Like most people these days, I love a good old shnoop on a fashion blog. It fascinates me no end how people like Tavi and Meaghan and Ari put together their outfits each day. There’s something quite cool in the way some bloggers can reference such specific and interesting cultural points. Think of Tavi and the “vibes” she tries to channel through her clothing – Twin Peaks, Riot Grrrl, The Virgin Suicides. This girl isn’t just a clothes horse for any flavour-of-the-week designer label. This girl has style. She dresses to convey a feeling, and she almost always succeeds. She gets sent some free stuff as a perk for being a style guru. This is acceptable and almost expected when you run a wildly successful fashion blog – brands are aware of the fact that you have an influence on your readers. I fell in love with the Miu Miu Spring/Summer collection of 2010 after she raved about it on the blog, and I would pretty much do anything to own a pair of the platform Mary Janes. Say what you want about fashion bloggers, but they have power.
So I was kinda – no, very, repulsed by Blogger’s Wardrobe, an upcoming website which claims it will “revolutionise” the fashion blogging world. The aim of the site is to create a free online shop with products from a crop of name brands for the best fashion bloggers to choose from and promote. Excuse me while I puke.
I read fashion blogs to get inspiration, to get an idea of what to do with my own lot, not to find out that X is wearing Y, Z and W and you can buy it on http://www.yzw.com.
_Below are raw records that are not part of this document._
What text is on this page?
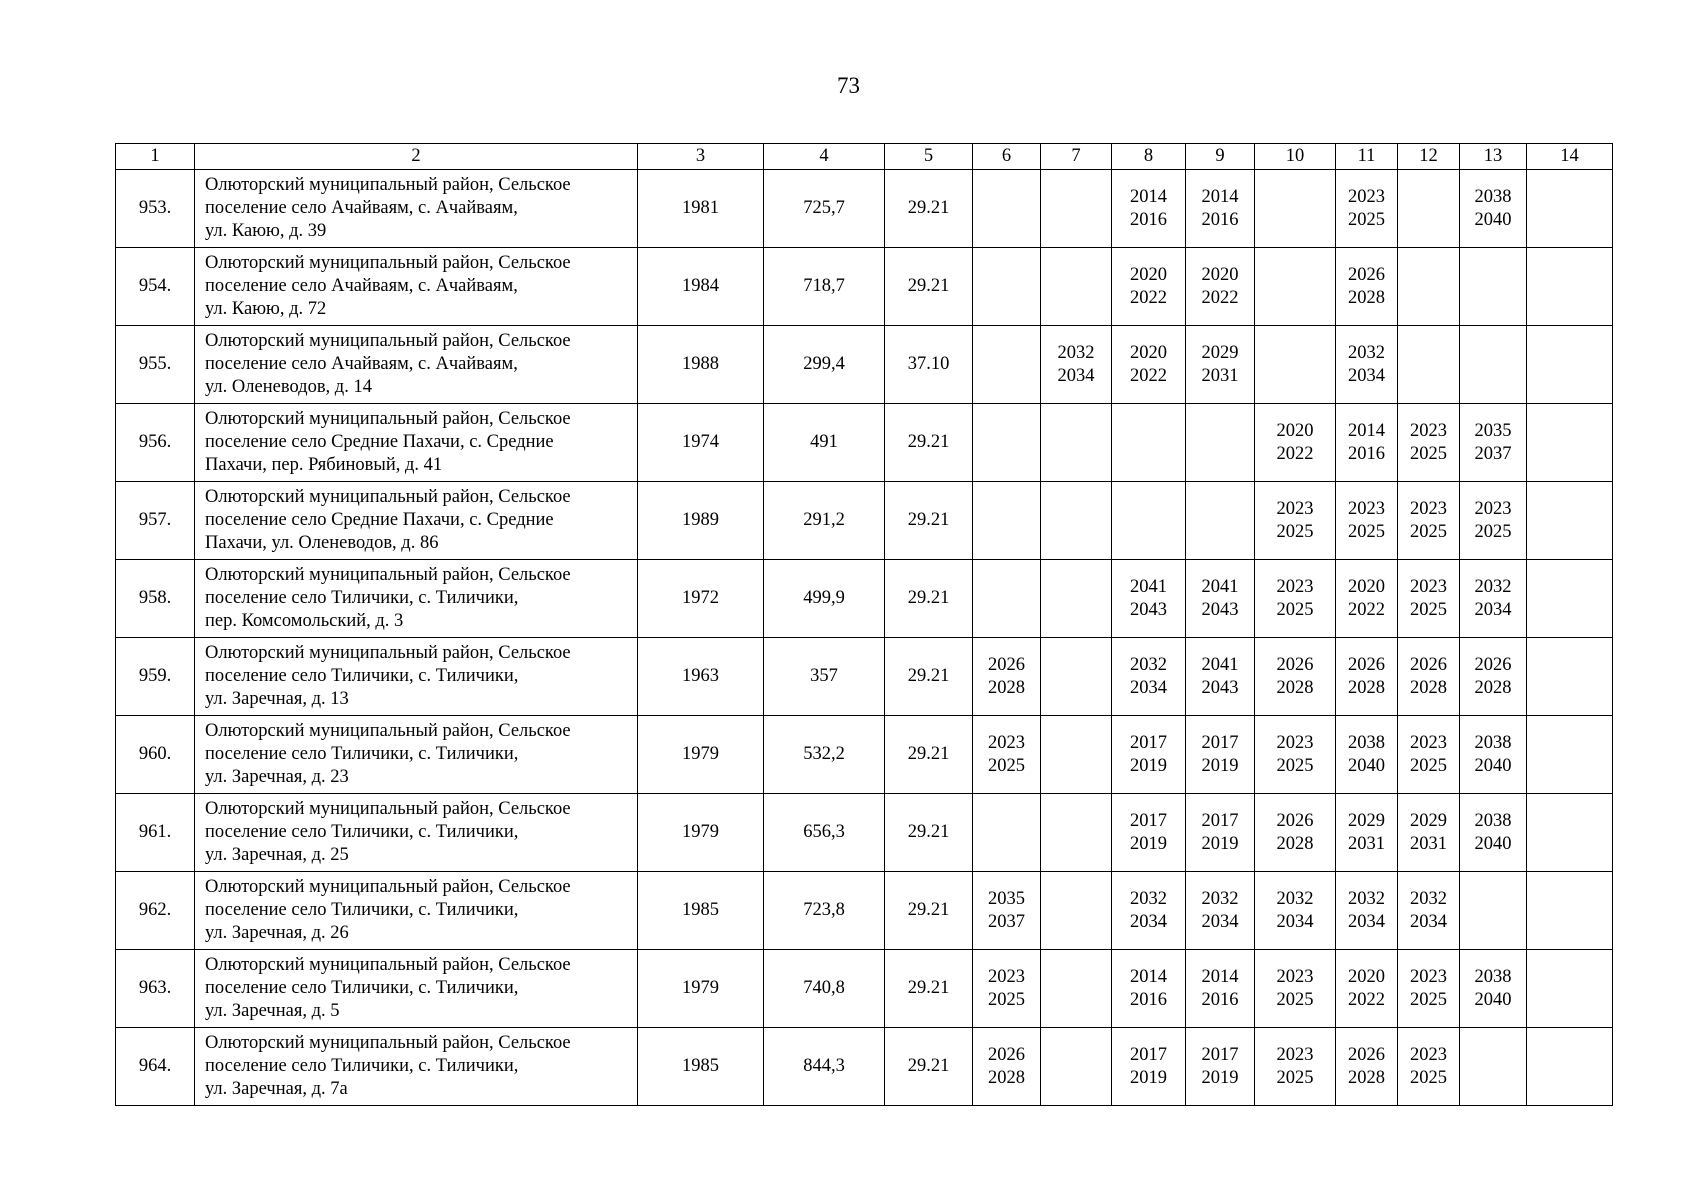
73
1	2	3	4	5	6	7	8	9	10	11	12	13	14
953.	Олюторский муниципальный район, Сельское
поселение село Ачайваям, с. Ачайваям,
ул. Каюю, д. 39	1981	725,7	29.21			2014
2016	2014
2016		2023
2025		2038
2040	

954.	Олюторский муниципальный район, Сельское
поселение село Ачайваям, с. Ачайваям,
ул. Каюю, д. 72	1984	718,7	29.21			2020
2022	2020
2022		2026
2028			

955.	Олюторский муниципальный район, Сельское
поселение село Ачайваям, с. Ачайваям,
ул. Оленеводов, д. 14	1988	299,4	37.10		2032
2034	2020
2022	2029
2031		2032
2034			

956.	Олюторский муниципальный район, Сельское
поселение село Средние Пахачи, с. Средние
Пахачи, пер. Рябиновый, д. 41	1974	491	29.21					2020
2022	2014
2016	2023
2025	2035
2037	

957.	Олюторский муниципальный район, Сельское
поселение село Средние Пахачи, с. Средние
Пахачи, ул. Оленеводов, д. 86	1989	291,2	29.21					2023
2025	2023
2025	2023
2025	2023
2025	

958.	Олюторский муниципальный район, Сельское
поселение село Тиличики, с. Тиличики,
пер. Комсомольский, д. 3	1972	499,9	29.21			2041
2043	2041
2043	2023
2025	2020
2022	2023
2025	2032
2034	

959.	Олюторский муниципальный район, Сельское
поселение село Тиличики, с. Тиличики,
ул. Заречная, д. 13	1963	357	29.21	2026
2028		2032
2034	2041
2043	2026
2028	2026
2028	2026
2028	2026
2028	

960.	Олюторский муниципальный район, Сельское
поселение село Тиличики, с. Тиличики,
ул. Заречная, д. 23	1979	532,2	29.21	2023
2025		2017
2019	2017
2019	2023
2025	2038
2040	2023
2025	2038
2040	

961.	Олюторский муниципальный район, Сельское
поселение село Тиличики, с. Тиличики,
ул. Заречная, д. 25	1979	656,3	29.21			2017
2019	2017
2019	2026
2028	2029
2031	2029
2031	2038
2040	

962.	Олюторский муниципальный район, Сельское
поселение село Тиличики, с. Тиличики,
ул. Заречная, д. 26	1985	723,8	29.21	2035
2037		2032
2034	2032
2034	2032
2034	2032
2034	2032
2034		

963.	Олюторский муниципальный район, Сельское
поселение село Тиличики, с. Тиличики,
ул. Заречная, д. 5	1979	740,8	29.21	2023
2025		2014
2016	2014
2016	2023
2025	2020
2022	2023
2025	2038
2040	

964.	Олюторский муниципальный район, Сельское
поселение село Тиличики, с. Тиличики,
ул. Заречная, д. 7а	1985	844,3	29.21	2026
2028		2017
2019	2017
2019	2023
2025	2026
2028	2023
2025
The reason I like the fashion bloggers I like is because you can’t buy their style – they are wholly different from each other, pretty much inimitable. Their blogs are a diary of self-expression through clothing, be it designer or second-hand or found in a sibling’s wardrobe. I imagined that this was why fashion bloggers blogged. For the love of blogging. (Say blog again. Blog.) The notion of force-feeding readers a stream of brand names and products is the complete antithesis of what I admire in a blogger.
What annoys me even more than the idea itself is the smug sense of entitlement that drips from the website copy. “Bloggers need brands. Brands need bloggers.” and “Not only will they be able to try the best clothes and products for free. They will get coaching, invitations to parties, and all kinds of cool things. But most importantly. They will be able to keep their integrity.” Reeeeallly. They will keep their integrity? How? Are you suggesting that bloggers would have gone around begging for free clothes had you not come in to save the day? Nah, they probably would have just bought them, like normal people. Guarding their integrity. Indeed. And as for letting them “express themselfes (sic – yep, I’m getting bitchy) like independent journalists” – yeah, OK, whatever you say.
Take a look at The Sartorialist, a street fashion blog run by photographer Scott Schuman. See how there is absolutely nothing written about the brands these people are wearing. Instead, we focus on how chic or crazy or pretty these people look in their clothes. Inspiration, not advertising. Blogger’s Wardrobe, take note.